The page is intentionally simple, which makes it easy to use during debugging, documentation work, API checks, and general date conversion tasks. Results are displayed in a readable format with clear labels for each output.

What this tool does

The timestamp converter translates Unix timestamps, UTC strings, GMT strings, ISO dates, and local time views in one browser-based page. It is built for developers, analysts, support teams, and anyone who needs to make date formats readable quickly.
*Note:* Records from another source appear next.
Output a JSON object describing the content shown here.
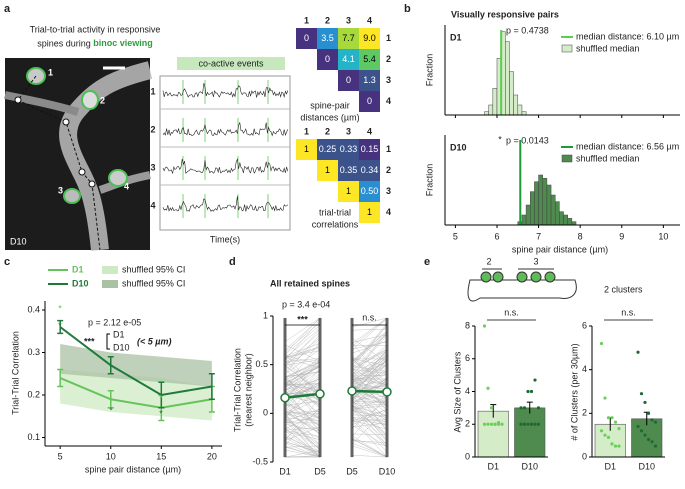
{
  "panel_labels": [
    "a",
    "b",
    "c",
    "d",
    "e"
  ],
  "a": {
    "title": [
      "Trial-to-trial activity in responsive",
      "spines during "
    ],
    "title_highlight": "binoc viewing",
    "spine_labels": [
      "1",
      "2",
      "3",
      "4"
    ],
    "image_label": "D10",
    "events_label": "co-active events",
    "trace_labels": [
      "1",
      "2",
      "3",
      "4"
    ],
    "time_label": "Time(s)",
    "distances": {
      "header": [
        "1",
        "2",
        "3",
        "4"
      ],
      "rows": [
        [
          "0",
          "3.5",
          "7.7",
          "9.0"
        ],
        [
          "0",
          "4.1",
          "5.4"
        ],
        [
          "0",
          "1.3"
        ],
        [
          "0"
        ]
      ],
      "caption": [
        "spine-pair",
        "distances (µm)"
      ]
    },
    "correlations": {
      "header": [
        "1",
        "2",
        "3",
        "4"
      ],
      "rows": [
        [
          "1",
          "0.25",
          "0.33",
          "0.15"
        ],
        [
          "1",
          "0.35",
          "0.34"
        ],
        [
          "1",
          "0.50"
        ],
        [
          "1"
        ]
      ],
      "caption": [
        "trial-trial",
        "correlations"
      ]
    }
  },
  "b": {
    "title": "Visually responsive pairs",
    "xlabel": "spine pair distance (µm)",
    "ylabel": "Fraction",
    "xlim": [
      4.75,
      10.4
    ],
    "xticks": [
      5,
      6,
      7,
      8,
      9,
      10
    ],
    "ylim": [
      0,
      0.27
    ],
    "plots": [
      {
        "name": "D1",
        "p_label": "p = 0.4738",
        "median": 6.1,
        "median_label": "median distance: 6.10 µm",
        "shuffled_label": "shuffled median",
        "color": "#d4ecc8",
        "line_color": "#5ecb52",
        "bins": [
          5.7,
          5.8,
          5.9,
          6.0,
          6.1,
          6.2,
          6.3,
          6.4,
          6.5,
          6.6,
          6.7
        ],
        "counts": [
          0.01,
          0.03,
          0.08,
          0.17,
          0.25,
          0.22,
          0.13,
          0.06,
          0.03,
          0.01
        ]
      },
      {
        "name": "D10",
        "star": "*",
        "p_label": "p = 0.0143",
        "median": 6.56,
        "median_label": "median distance: 6.56 µm",
        "shuffled_label": "shuffled median",
        "color": "#4f8a4f",
        "line_color": "#1d9a3a",
        "bins": [
          6.5,
          6.6,
          6.7,
          6.8,
          6.9,
          7.0,
          7.1,
          7.2,
          7.3,
          7.4,
          7.5,
          7.6,
          7.7,
          7.8,
          7.9
        ],
        "counts": [
          0.01,
          0.03,
          0.06,
          0.1,
          0.13,
          0.15,
          0.14,
          0.12,
          0.09,
          0.07,
          0.04,
          0.03,
          0.02,
          0.01
        ]
      }
    ]
  },
  "c": {
    "ylabel": "Trial-Trial Correlation",
    "xlabel": "spine pair distance (µm)",
    "x": [
      5,
      10,
      15,
      20
    ],
    "xlim": [
      3.5,
      21
    ],
    "xticks": [
      5,
      10,
      15,
      20
    ],
    "ylim": [
      0.08,
      0.42
    ],
    "yticks": [
      0.1,
      0.2,
      0.3,
      0.4
    ],
    "series": [
      {
        "name": "D1",
        "color": "#66c35a",
        "values": [
          0.24,
          0.19,
          0.17,
          0.19
        ],
        "errors": [
          0.02,
          0.02,
          0.03,
          0.03
        ],
        "ci_name": "shuffled 95% CI",
        "ci_color": "#cfe9c4",
        "ci_lower": [
          0.18,
          0.16,
          0.15,
          0.14
        ],
        "ci_upper": [
          0.26,
          0.25,
          0.24,
          0.22
        ]
      },
      {
        "name": "D10",
        "color": "#1f7a3a",
        "values": [
          0.36,
          0.27,
          0.2,
          0.22
        ],
        "errors": [
          0.015,
          0.02,
          0.03,
          0.03
        ],
        "ci_name": "shuffled 95% CI",
        "ci_color": "#a9c2a3",
        "ci_lower": [
          0.25,
          0.24,
          0.23,
          0.22
        ],
        "ci_upper": [
          0.32,
          0.3,
          0.29,
          0.28
        ]
      }
    ],
    "stars": [
      "*",
      "*",
      "*",
      "*",
      "*"
    ],
    "p_label": "p = 2.12 e-05",
    "sig": "***",
    "note": "(< 5 µm)"
  },
  "d": {
    "title": "All retained spines",
    "ylabel": [
      "Trial-Trial Correlation",
      "(nearest neighbor)"
    ],
    "ylim": [
      -0.5,
      1
    ],
    "yticks": [
      -0.5,
      0,
      0.5,
      1
    ],
    "pairs": [
      {
        "labels": [
          "D1",
          "D5"
        ],
        "values": [
          0.16,
          0.2
        ],
        "p_label": "p = 3.4 e-04",
        "sig": "***"
      },
      {
        "labels": [
          "D5",
          "D10"
        ],
        "values": [
          0.23,
          0.22
        ],
        "sig": "n.s."
      }
    ]
  },
  "e": {
    "diagram_labels": [
      "2",
      "3"
    ],
    "diagram_caption": "2 clusters",
    "charts": [
      {
        "ylabel": "Avg Size of Clusters",
        "ylim": [
          0,
          8
        ],
        "yticks": [
          0,
          2,
          4,
          6,
          8
        ],
        "sig": "n.s.",
        "categories": [
          "D1",
          "D10"
        ],
        "colors": [
          "#d4ecc8",
          "#4f8a4f"
        ],
        "dot_colors": [
          "#6ccf5a",
          "#1f6a34"
        ],
        "values": [
          2.8,
          3.0
        ],
        "errors": [
          0.4,
          0.35
        ],
        "points": [
          [
            8,
            4.2,
            3,
            2,
            2,
            2,
            2,
            2,
            2,
            2,
            2.1
          ],
          [
            2,
            2,
            2,
            2,
            2,
            3,
            3,
            3,
            4,
            4,
            4.7,
            2
          ]
        ]
      },
      {
        "ylabel": "# of Clusters (per 30µm)",
        "ylim": [
          0,
          6
        ],
        "yticks": [
          0,
          2,
          4,
          6
        ],
        "sig": "n.s.",
        "categories": [
          "D1",
          "D10"
        ],
        "colors": [
          "#d4ecc8",
          "#4f8a4f"
        ],
        "dot_colors": [
          "#6ccf5a",
          "#1f6a34"
        ],
        "values": [
          1.5,
          1.75
        ],
        "errors": [
          0.3,
          0.3
        ],
        "points": [
          [
            5.2,
            2.7,
            1.8,
            1.8,
            1.6,
            1.3,
            1.2,
            1.0,
            0.9,
            0.6,
            0.5,
            0.5
          ],
          [
            4.8,
            2.9,
            2.5,
            2,
            1.7,
            1.6,
            1.4,
            1.2,
            1.0,
            0.8,
            0.7,
            0.5
          ]
        ]
      }
    ]
  }
}
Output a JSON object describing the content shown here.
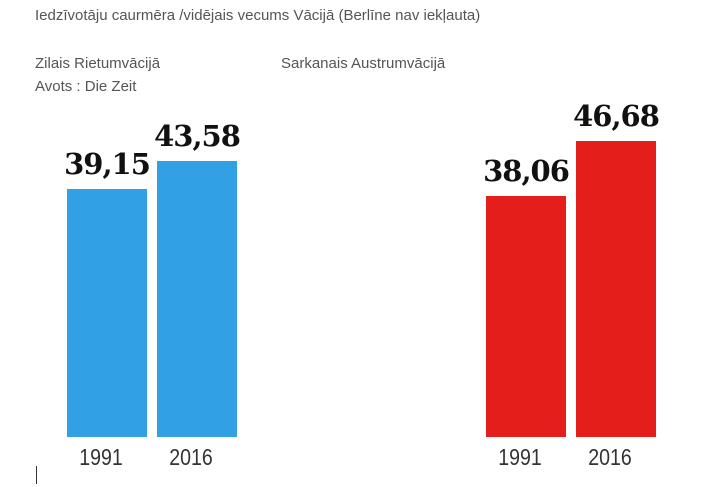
{
  "chart_data": {
    "type": "bar",
    "title": "Iedzīvotāju caurmēra /vidējais vecums  Vācijā (Berlīne nav iekļauta)",
    "legend": [
      "Zilais Rietumvācijā",
      "Sarkanais Austrumvācijā"
    ],
    "source": "Avots : Die Zeit",
    "categories": [
      "1991",
      "2016"
    ],
    "series": [
      {
        "name": "Rietumvācija",
        "color": "#31a0e4",
        "values": [
          39.15,
          43.58
        ],
        "labels": [
          "39,15",
          "43,58"
        ]
      },
      {
        "name": "Austrumvācija",
        "color": "#e41f1b",
        "values": [
          38.06,
          46.68
        ],
        "labels": [
          "38,06",
          "46,68"
        ]
      }
    ],
    "ylim": [
      0,
      50
    ]
  }
}
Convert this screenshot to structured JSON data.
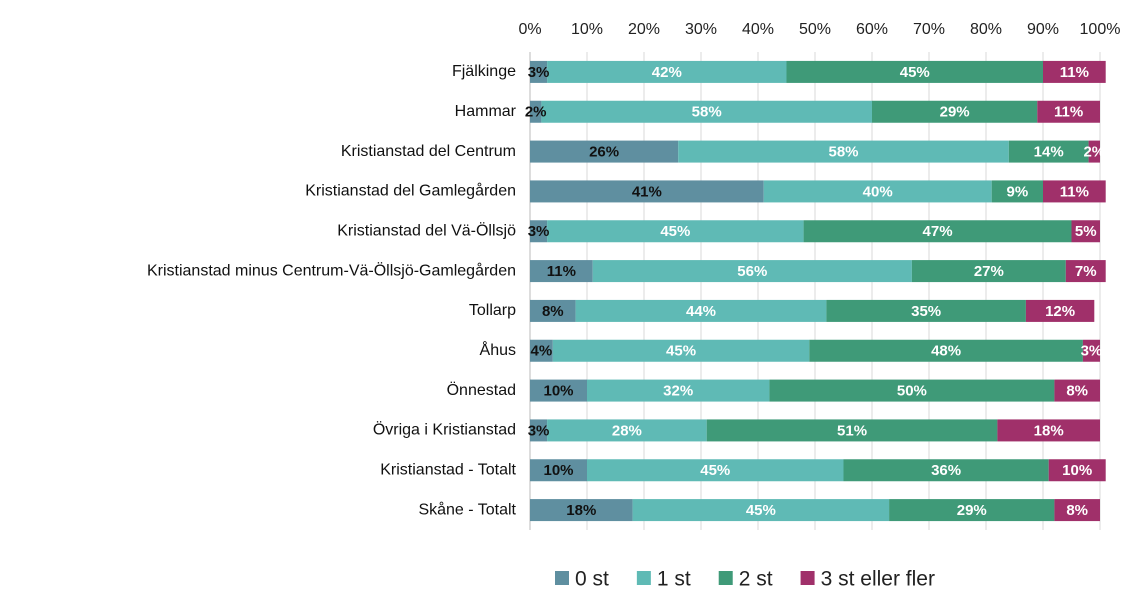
{
  "chart_data": {
    "type": "bar",
    "orientation": "horizontal",
    "stacked": true,
    "categories": [
      "Fjälkinge",
      "Hammar",
      "Kristianstad del Centrum",
      "Kristianstad del Gamlegården",
      "Kristianstad del Vä-Öllsjö",
      "Kristianstad minus Centrum-Vä-Öllsjö-Gamlegården",
      "Tollarp",
      "Åhus",
      "Önnestad",
      "Övriga i Kristianstad",
      "Kristianstad - Totalt",
      "Skåne - Totalt"
    ],
    "series": [
      {
        "name": "0 st",
        "color": "#5f8fa0",
        "values": [
          3,
          2,
          26,
          41,
          3,
          11,
          8,
          4,
          10,
          3,
          10,
          18
        ],
        "value_labels": [
          "3%",
          "2%",
          "26%",
          "41%",
          "3%",
          "11%",
          "8%",
          "4%",
          "10%",
          "3%",
          "10%",
          "18%"
        ]
      },
      {
        "name": "1 st",
        "color": "#5fbab5",
        "values": [
          42,
          58,
          58,
          40,
          45,
          56,
          44,
          45,
          32,
          28,
          45,
          45
        ],
        "value_labels": [
          "42%",
          "58%",
          "58%",
          "40%",
          "45%",
          "56%",
          "44%",
          "45%",
          "32%",
          "28%",
          "45%",
          "45%"
        ]
      },
      {
        "name": "2 st",
        "color": "#3f9a78",
        "values": [
          45,
          29,
          14,
          9,
          47,
          27,
          35,
          48,
          50,
          51,
          36,
          29
        ],
        "value_labels": [
          "45%",
          "29%",
          "14%",
          "9%",
          "47%",
          "27%",
          "35%",
          "48%",
          "50%",
          "51%",
          "36%",
          "29%"
        ]
      },
      {
        "name": "3 st eller fler",
        "color": "#a0306a",
        "values": [
          11,
          11,
          2,
          11,
          5,
          7,
          12,
          3,
          8,
          18,
          10,
          8
        ],
        "value_labels": [
          "11%",
          "11%",
          "2%",
          "11%",
          "5%",
          "7%",
          "12%",
          "3%",
          "8%",
          "18%",
          "10%",
          "8%"
        ]
      }
    ],
    "xlim": [
      0,
      100
    ],
    "xticks": [
      {
        "value": 0,
        "label": "0%"
      },
      {
        "value": 10,
        "label": "10%"
      },
      {
        "value": 20,
        "label": "20%"
      },
      {
        "value": 30,
        "label": "30%"
      },
      {
        "value": 40,
        "label": "40%"
      },
      {
        "value": 50,
        "label": "50%"
      },
      {
        "value": 60,
        "label": "60%"
      },
      {
        "value": 70,
        "label": "70%"
      },
      {
        "value": 80,
        "label": "80%"
      },
      {
        "value": 90,
        "label": "90%"
      },
      {
        "value": 100,
        "label": "100%"
      }
    ],
    "grid": true,
    "legend": "bottom"
  }
}
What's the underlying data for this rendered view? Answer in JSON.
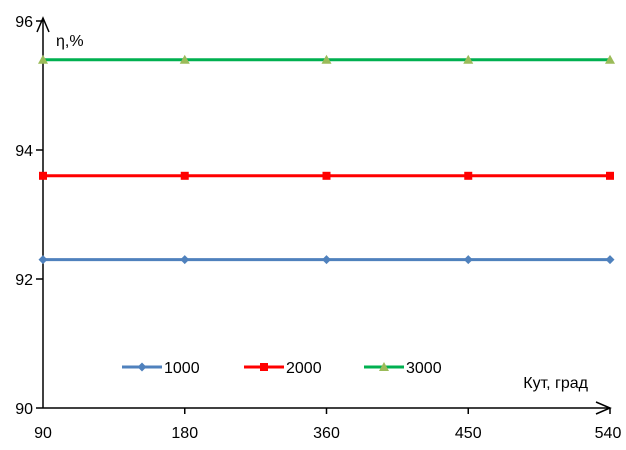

Developer and debugging use cases

  • Check whether an API returned Unix seconds or Unix milliseconds.
  • Convert log timestamps into human-readable times during incident review.
  • Verify date fields in event payloads, analytics exports, or scheduled jobs.

Real examples

Unix timestamp example

A value such as `1716206400` is easier to reason about once converted into UTC and local time.

1716206400

Milliseconds vs seconds confusion

A common bug happens when `1716206400` is treated like milliseconds instead of seconds, shifting the result dramatically.

Timezone review

Comparing UTC, GMT, ISO, and local output side by side helps explain why two team members may read the same event time differently.

Common mistakes to avoid

  • Do not confuse Unix seconds with Unix milliseconds.
  • Do not assume local browser time matches the server timezone.
  • Do not paste formatted dates without checking whether they are UTC or local.

Tips and best practices

  • Keep UTC as the reference format in debugging and documentation whenever possible.
  • When investigating an incident, compare the raw timestamp with the local time shown to the user.
  • Store timestamps consistently in one format across services to reduce conversion mistakes.

Frequently Asked Questions

Which timestamp formats can I convert?

Unix seconds, Unix milliseconds, ISO UTC, UTC string, GMT string, and local time output are supported.

Is this useful for API debugging?

Yes. It is especially helpful when checking log entries, payload timestamps, and service responses.

Can I use the current time quickly?

Yes. The converter includes a shortcut to insert the current Unix timestamp.